There is another reason, strongly related to the growing international tensions outlined above, which I believe will contribute to a decline in Chinese boarders in the UK. It’s the growing nationalism in China, very much fuelled by the cult of personality around President Xi. This is a nationalism that proclaims China to be the best in all fields – including education.  We may well see a change in their enthusiasm for sending students abroad to reap the benefits of an overseas education (which in Chinese Communist Party terms is the technical rather than the cultural), to a suspicion of parents not educating their children in China, at least at pre-18 level.

Growing international tension between China and many countries around the world will have far-reaching impacts on the UK independent schools sector. This will not only be in terms of student numbers and fee income as outlined here.

What about Hong Kong?

If it seems likely that mainland Chinese students are less likely to be in the UK in such large numbers, what about those from Hong Kong? In terms of education, mainland China and Hong Kong may look very different from each other in the future, but in all other respects the distinction between the two is now massively reduced. The new Hong Kong Security Law turns Hong Kong into almost as much of a police state as the rest of China.
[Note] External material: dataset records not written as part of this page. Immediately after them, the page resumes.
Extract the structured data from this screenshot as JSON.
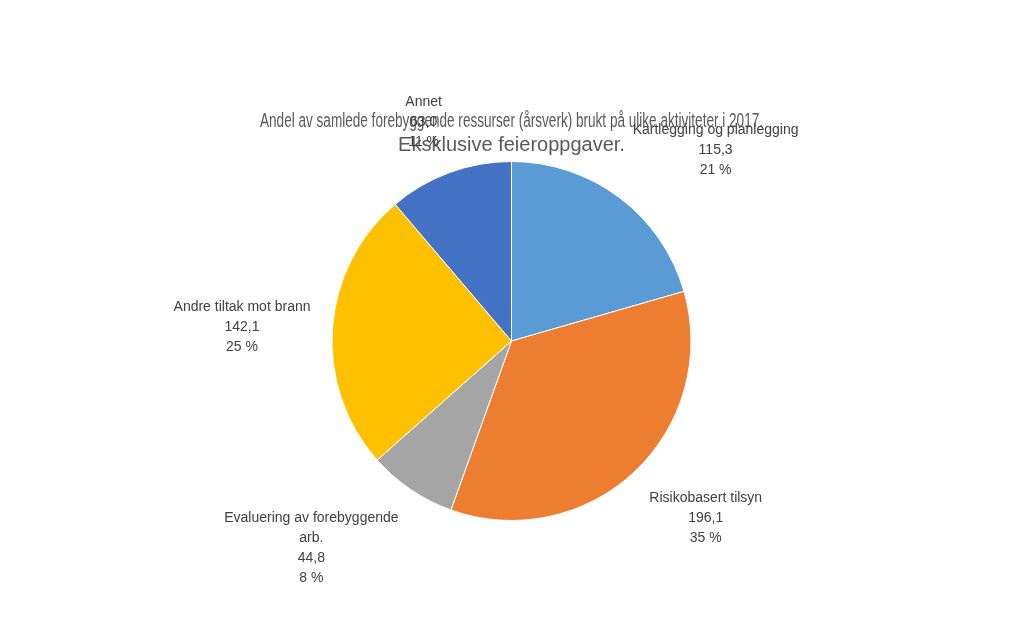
{
  "chart_data": {
    "type": "pie",
    "title": "Andel av samlede forebyggende ressurser (årsverk) brukt på ulike aktiviteter i 2017. Eksklusive feieroppgaver.",
    "categories": [
      "Kartlegging og planlegging",
      "Risikobasert tilsyn",
      "Evaluering av forebyggende arb.",
      "Andre tiltak mot brann",
      "Annet"
    ],
    "values": [
      115.3,
      196.1,
      44.8,
      142.1,
      63.0
    ],
    "value_labels": [
      "115,3",
      "196,1",
      "44,8",
      "142,1",
      "63,0"
    ],
    "percentages": [
      21,
      35,
      8,
      25,
      11
    ],
    "percentage_labels": [
      "21 %",
      "35 %",
      "8 %",
      "25 %",
      "11 %"
    ],
    "colors": [
      "#5b9bd5",
      "#ed7d31",
      "#a5a5a5",
      "#ffc000",
      "#4472c4"
    ],
    "data_labels": true,
    "legend": false
  }
}
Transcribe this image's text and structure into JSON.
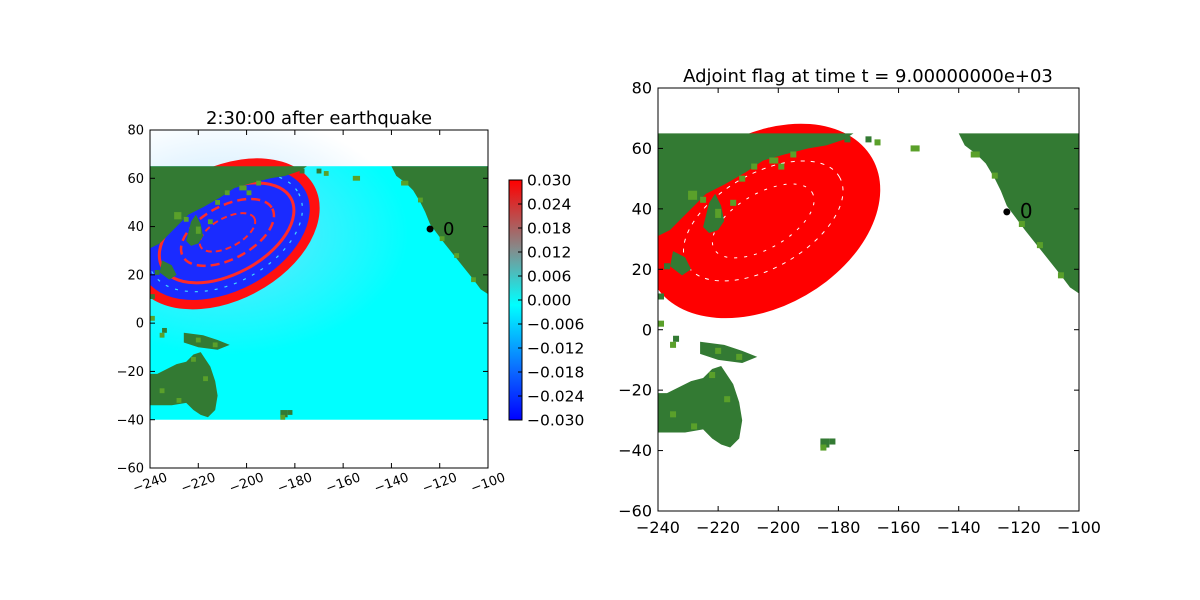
{
  "chart_data": [
    {
      "type": "heatmap",
      "title": "2:30:00 after earthquake",
      "xlim": [
        -240,
        -100
      ],
      "ylim": [
        -60,
        80
      ],
      "xticks": [
        -240,
        -220,
        -200,
        -180,
        -160,
        -140,
        -120,
        -100
      ],
      "yticks": [
        -60,
        -40,
        -20,
        0,
        20,
        40,
        60,
        80
      ],
      "tick_label_rotation_x": -20,
      "grid": false,
      "domain_extent": {
        "x": [
          -240,
          -100
        ],
        "y": [
          -40,
          65
        ]
      },
      "ocean_color": "#00ffff",
      "land_color": "#337a33",
      "land_highlight_color": "#5aa02a",
      "wave_front": {
        "center": [
          -209,
          37
        ],
        "outer_radii": [
          40,
          25
        ],
        "description_values": [
          -0.03,
          0.03
        ]
      },
      "marker": {
        "label": "0",
        "x": -124,
        "y": 39
      },
      "colorbar": {
        "min": -0.03,
        "max": 0.03,
        "ticks": [
          "0.030",
          "0.024",
          "0.018",
          "0.012",
          "0.006",
          "0.000",
          "−0.006",
          "−0.012",
          "−0.018",
          "−0.024",
          "−0.030"
        ],
        "colors": [
          "#0000ff",
          "#0b66ff",
          "#00ffff",
          "#888888",
          "#ff0000"
        ]
      }
    },
    {
      "type": "heatmap",
      "title": "Adjoint flag at time t = 9.00000000e+03",
      "xlim": [
        -240,
        -100
      ],
      "ylim": [
        -60,
        80
      ],
      "xticks": [
        -240,
        -220,
        -200,
        -180,
        -160,
        -140,
        -120,
        -100
      ],
      "yticks": [
        -60,
        -40,
        -20,
        0,
        20,
        40,
        60,
        80
      ],
      "grid": false,
      "flag_color": "#ff0000",
      "flag_region": {
        "center": [
          -205,
          36
        ],
        "outer_radii": [
          44,
          27
        ]
      },
      "land_color": "#337a33",
      "land_highlight_color": "#5aa02a",
      "marker": {
        "label": "0",
        "x": -124,
        "y": 39
      }
    }
  ]
}
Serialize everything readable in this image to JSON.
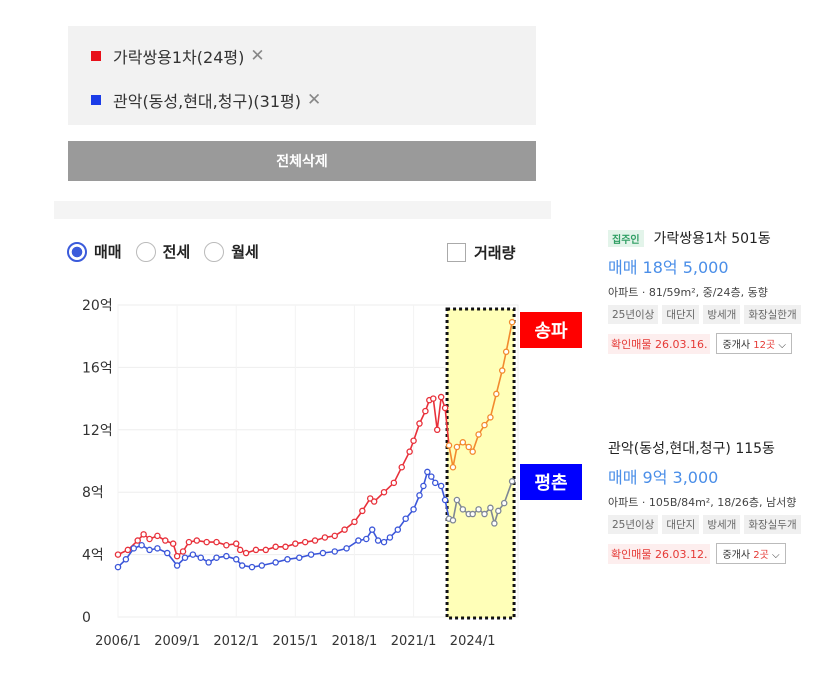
{
  "filters": [
    {
      "label": "가락쌍용1차(24평)",
      "color": "#e8101a"
    },
    {
      "label": "관악(동성,현대,청구)(31평)",
      "color": "#1b3ce8"
    }
  ],
  "delete_all_label": "전체삭제",
  "trade_types": [
    {
      "label": "매매",
      "selected": true
    },
    {
      "label": "전세",
      "selected": false
    },
    {
      "label": "월세",
      "selected": false
    }
  ],
  "volume_label": "거래량",
  "region_labels": [
    {
      "text": "송파",
      "color": "#ff0000"
    },
    {
      "text": "평촌",
      "color": "#0000ff"
    }
  ],
  "listings": [
    {
      "badge": "집주인",
      "title": "가락쌍용1차 501동",
      "price": "매매 18억 5,000",
      "spec": "아파트 · 81/59m², 중/24층, 동향",
      "tags": [
        "25년이상",
        "대단지",
        "방세개",
        "화장실한개"
      ],
      "confirm": "확인매물 26.03.16.",
      "agent_prefix": "중개사 ",
      "agent_count": "12곳",
      "agent_suffix": " ⌵"
    },
    {
      "badge": "",
      "title": "관악(동성,현대,청구) 115동",
      "price": "매매 9억 3,000",
      "spec": "아파트 · 105B/84m², 18/26층, 남서향",
      "tags": [
        "25년이상",
        "대단지",
        "방세개",
        "화장실두개"
      ],
      "confirm": "확인매물 26.03.12.",
      "agent_prefix": "중개사 ",
      "agent_count": "2곳",
      "agent_suffix": " ⌵"
    }
  ],
  "chart_data": {
    "type": "line",
    "title": "",
    "xlabel": "",
    "ylabel": "",
    "x_ticks": [
      "2006/1",
      "2009/1",
      "2012/1",
      "2015/1",
      "2018/1",
      "2021/1",
      "2024/1"
    ],
    "y_ticks": [
      "0",
      "4억",
      "8억",
      "12억",
      "16억",
      "20억"
    ],
    "ylim": [
      0,
      20
    ],
    "xlim": [
      2006.0,
      2026.3
    ],
    "highlight_range": [
      2022.7,
      2026.1
    ],
    "series": [
      {
        "name": "가락쌍용1차(24평)",
        "color": "#e8303a",
        "recent_color": "#f28a2e",
        "split_at": 2022.8,
        "points": [
          [
            2006.0,
            4.0
          ],
          [
            2006.5,
            4.3
          ],
          [
            2007.0,
            4.9
          ],
          [
            2007.3,
            5.3
          ],
          [
            2007.6,
            5.0
          ],
          [
            2008.0,
            5.2
          ],
          [
            2008.4,
            4.9
          ],
          [
            2008.8,
            4.7
          ],
          [
            2009.0,
            3.9
          ],
          [
            2009.3,
            4.2
          ],
          [
            2009.6,
            4.8
          ],
          [
            2010.0,
            4.9
          ],
          [
            2010.5,
            4.8
          ],
          [
            2011.0,
            4.8
          ],
          [
            2011.5,
            4.6
          ],
          [
            2012.0,
            4.7
          ],
          [
            2012.2,
            4.3
          ],
          [
            2012.5,
            4.1
          ],
          [
            2013.0,
            4.3
          ],
          [
            2013.5,
            4.3
          ],
          [
            2014.0,
            4.5
          ],
          [
            2014.5,
            4.5
          ],
          [
            2015.0,
            4.7
          ],
          [
            2015.5,
            4.8
          ],
          [
            2016.0,
            4.9
          ],
          [
            2016.5,
            5.1
          ],
          [
            2017.0,
            5.2
          ],
          [
            2017.5,
            5.6
          ],
          [
            2018.0,
            6.1
          ],
          [
            2018.4,
            6.8
          ],
          [
            2018.8,
            7.6
          ],
          [
            2019.0,
            7.4
          ],
          [
            2019.5,
            8.0
          ],
          [
            2020.0,
            8.6
          ],
          [
            2020.4,
            9.6
          ],
          [
            2020.8,
            10.6
          ],
          [
            2021.0,
            11.3
          ],
          [
            2021.3,
            12.4
          ],
          [
            2021.6,
            13.2
          ],
          [
            2021.8,
            13.9
          ],
          [
            2022.0,
            14.0
          ],
          [
            2022.2,
            12.0
          ],
          [
            2022.4,
            14.1
          ],
          [
            2022.6,
            13.4
          ],
          [
            2022.8,
            11.0
          ],
          [
            2023.0,
            9.6
          ],
          [
            2023.2,
            10.9
          ],
          [
            2023.5,
            11.2
          ],
          [
            2023.8,
            10.9
          ],
          [
            2024.0,
            10.6
          ],
          [
            2024.3,
            11.7
          ],
          [
            2024.6,
            12.3
          ],
          [
            2024.9,
            12.8
          ],
          [
            2025.2,
            14.3
          ],
          [
            2025.5,
            15.8
          ],
          [
            2025.7,
            17.0
          ],
          [
            2026.0,
            18.9
          ]
        ]
      },
      {
        "name": "관악(동성,현대,청구)(31평)",
        "color": "#3b56d9",
        "recent_color": "#7f8795",
        "split_at": 2022.8,
        "points": [
          [
            2006.0,
            3.2
          ],
          [
            2006.4,
            3.7
          ],
          [
            2006.8,
            4.4
          ],
          [
            2007.2,
            4.6
          ],
          [
            2007.6,
            4.3
          ],
          [
            2008.0,
            4.4
          ],
          [
            2008.5,
            4.1
          ],
          [
            2009.0,
            3.3
          ],
          [
            2009.4,
            3.8
          ],
          [
            2009.8,
            4.0
          ],
          [
            2010.2,
            3.8
          ],
          [
            2010.6,
            3.5
          ],
          [
            2011.0,
            3.8
          ],
          [
            2011.5,
            3.9
          ],
          [
            2012.0,
            3.7
          ],
          [
            2012.3,
            3.3
          ],
          [
            2012.8,
            3.2
          ],
          [
            2013.3,
            3.3
          ],
          [
            2014.0,
            3.5
          ],
          [
            2014.6,
            3.7
          ],
          [
            2015.2,
            3.8
          ],
          [
            2015.8,
            4.0
          ],
          [
            2016.4,
            4.1
          ],
          [
            2017.0,
            4.2
          ],
          [
            2017.6,
            4.4
          ],
          [
            2018.2,
            4.9
          ],
          [
            2018.6,
            5.0
          ],
          [
            2018.9,
            5.6
          ],
          [
            2019.2,
            4.9
          ],
          [
            2019.5,
            4.8
          ],
          [
            2019.8,
            5.1
          ],
          [
            2020.2,
            5.6
          ],
          [
            2020.6,
            6.3
          ],
          [
            2021.0,
            6.9
          ],
          [
            2021.3,
            7.8
          ],
          [
            2021.5,
            8.4
          ],
          [
            2021.7,
            9.3
          ],
          [
            2021.9,
            9.0
          ],
          [
            2022.1,
            8.6
          ],
          [
            2022.4,
            8.4
          ],
          [
            2022.6,
            7.5
          ],
          [
            2022.8,
            6.3
          ],
          [
            2023.0,
            6.2
          ],
          [
            2023.2,
            7.5
          ],
          [
            2023.5,
            6.9
          ],
          [
            2023.8,
            6.6
          ],
          [
            2024.0,
            6.6
          ],
          [
            2024.3,
            6.9
          ],
          [
            2024.6,
            6.6
          ],
          [
            2024.9,
            7.0
          ],
          [
            2025.1,
            6.0
          ],
          [
            2025.3,
            6.8
          ],
          [
            2025.6,
            7.3
          ],
          [
            2026.0,
            8.7
          ]
        ]
      }
    ]
  }
}
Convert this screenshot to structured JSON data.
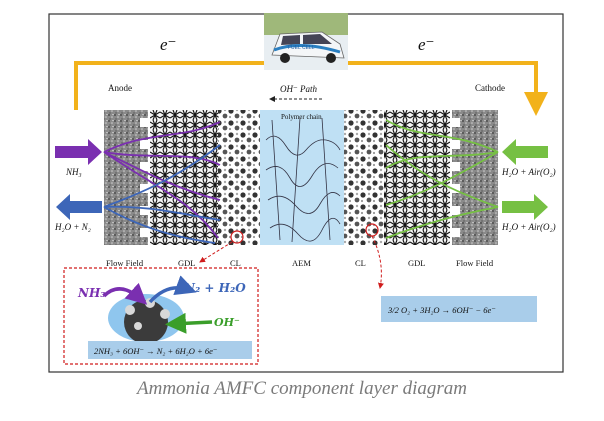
{
  "labels": {
    "electron_left": "e⁻",
    "electron_right": "e⁻",
    "anode": "Anode",
    "cathode": "Cathode",
    "oh_path": "OH⁻ Path",
    "polymer_chain": "Polymer chain",
    "nh3_in": "NH₃",
    "h2o_n2_out": "H₂O + N₂",
    "h2o_air_in": "H₂O + Air(O₂)",
    "h2o_air_out": "H₂O + Air(O₂)",
    "bottom": [
      "Flow Field",
      "GDL",
      "CL",
      "AEM",
      "CL",
      "GDL",
      "Flow Field"
    ],
    "inset_nh3": "NH₃",
    "inset_n2h2o": "N₂ + H₂O",
    "inset_oh": "OH⁻",
    "anode_reaction": "2NH₃ + 6OH⁻ → N₂ + 6H₂O + 6e⁻",
    "cathode_reaction": "3/2 O₂ + 3H₂O → 6OH⁻ − 6e⁻",
    "car_text": "FUEL CELL"
  },
  "caption": "Ammonia AMFC component layer diagram",
  "colors": {
    "electron_path": "#f2b21b",
    "nh3_arrow": "#7a2fb0",
    "h2o_n2_arrow": "#3d66b8",
    "air_arrow": "#76c043",
    "aem": "#bfe0f4",
    "reaction_box": "#a9cdea"
  }
}
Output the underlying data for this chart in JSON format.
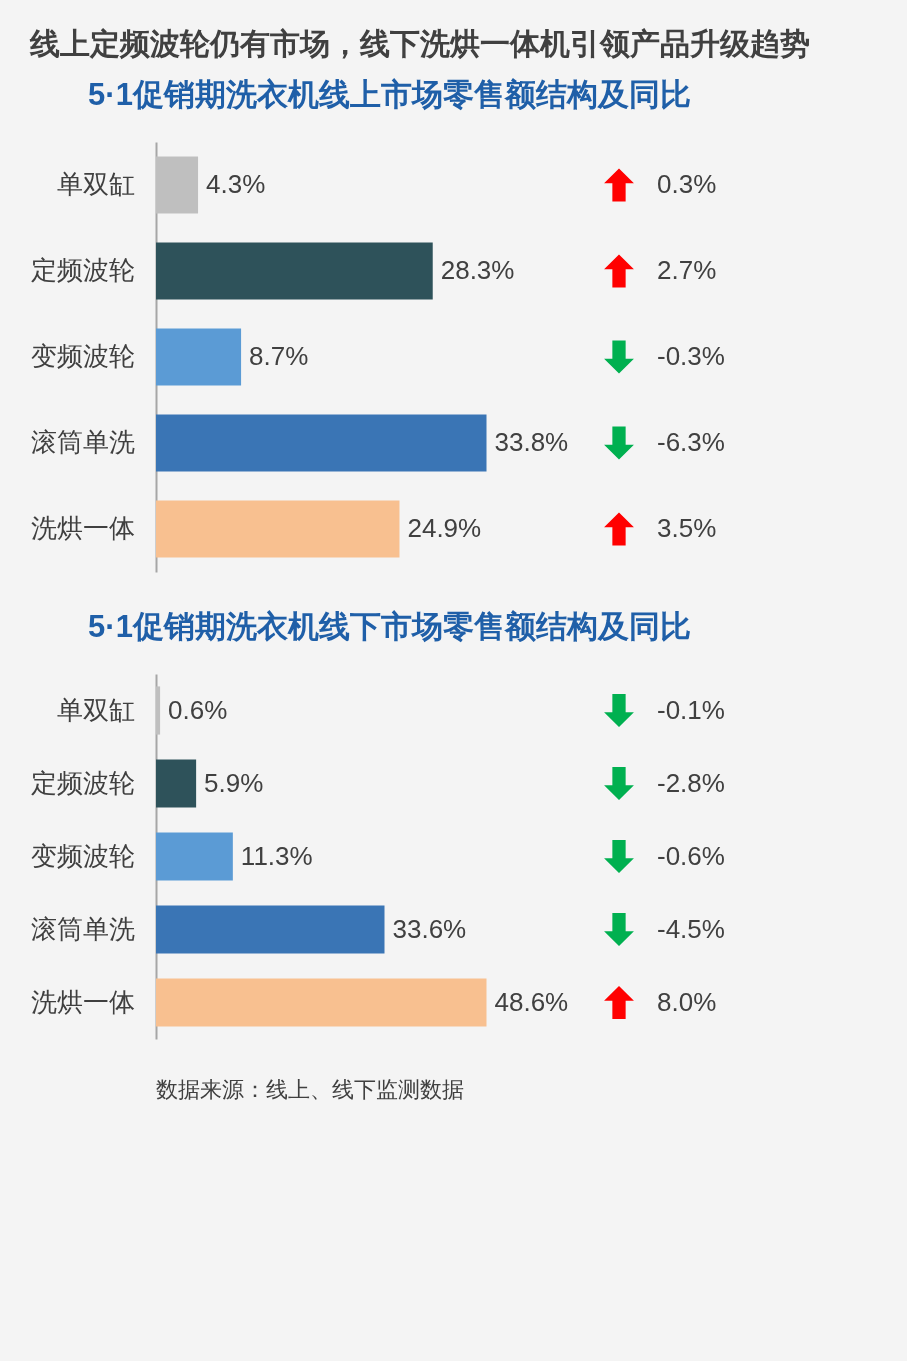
{
  "chart_data": [
    {
      "type": "bar",
      "orientation": "horizontal",
      "title": "线上定频波轮仍有市场，线下洗烘一体机引领产品升级趋势",
      "subtitle": "5·1促销期洗衣机线上市场零售额结构及同比",
      "categories": [
        "单双缸",
        "定频波轮",
        "变频波轮",
        "滚筒单洗",
        "洗烘一体"
      ],
      "values": [
        4.3,
        28.3,
        8.7,
        33.8,
        24.9
      ],
      "value_labels": [
        "4.3%",
        "28.3%",
        "8.7%",
        "33.8%",
        "24.9%"
      ],
      "colors": [
        "#bfbfbf",
        "#2e525a",
        "#5b9bd5",
        "#3a75b5",
        "#f8c090"
      ]
    },
    {
      "type": "other",
      "values": [
        0.3,
        2.7,
        -0.3,
        -6.3,
        3.5
      ],
      "value_labels": [
        "0.3%",
        "2.7%",
        "-0.3%",
        "-6.3%",
        "3.5%"
      ]
    },
    {
      "type": "bar",
      "orientation": "horizontal",
      "title": "5·1促销期洗衣机线下市场零售额结构及同比",
      "categories": [
        "单双缸",
        "定频波轮",
        "变频波轮",
        "滚筒单洗",
        "洗烘一体"
      ],
      "values": [
        0.6,
        5.9,
        11.3,
        33.6,
        48.6
      ],
      "value_labels": [
        "0.6%",
        "5.9%",
        "11.3%",
        "33.6%",
        "48.6%"
      ],
      "colors": [
        "#bfbfbf",
        "#2e525a",
        "#5b9bd5",
        "#3a75b5",
        "#f8c090"
      ],
      "annotations": [
        "数据来源：线上、线下监测数据"
      ]
    },
    {
      "type": "other",
      "values": [
        -0.1,
        -2.8,
        -0.6,
        -4.5,
        8.0
      ],
      "value_labels": [
        "-0.1%",
        "-2.8%",
        "-0.6%",
        "-4.5%",
        "8.0%"
      ]
    }
  ]
}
Residents of Hong Kong are used to freedom and liberty in a way that those of mainland China are not, even in the pre-President Xi period. It is, therefore, reasonable to assume that parents will want their children to continue to enjoy the kind of education which provides these elements. Up until now, for the most part, it has been available in Hong Kong but going forward it will be severely curtailed. (If anyone has any doubts about this, you only need look at the schoolchildren who have been arrested and badly treated by the police in Hong Kong for protesting, or learn of the books that are now banned from libraries in Hong Kong schools, by order of the state.)

As a result, it is possible there will be an increase in Hong Kong students arriving at UK boarding schools. Whether this will continue, or even permitted longer-term if their parents remain in China, is yet to be seen. At a press conference on 30th July the Chinese ambassador to the UK announced that China will not recognise BNO passports as a legal travel document which is a relevant and concerning development.

Indeed, we may see more Hong Kong children in UK independent day and boarding schools if their parents choose to relocate here. This could be a consequence of the new paths to British citizenship that have been opened up as a UK reaction to the Security Law (or to other countries that will be similarly welcoming to the exodus of talent that may result). It is a trend that has yet to emerge, but it is worth looking out for.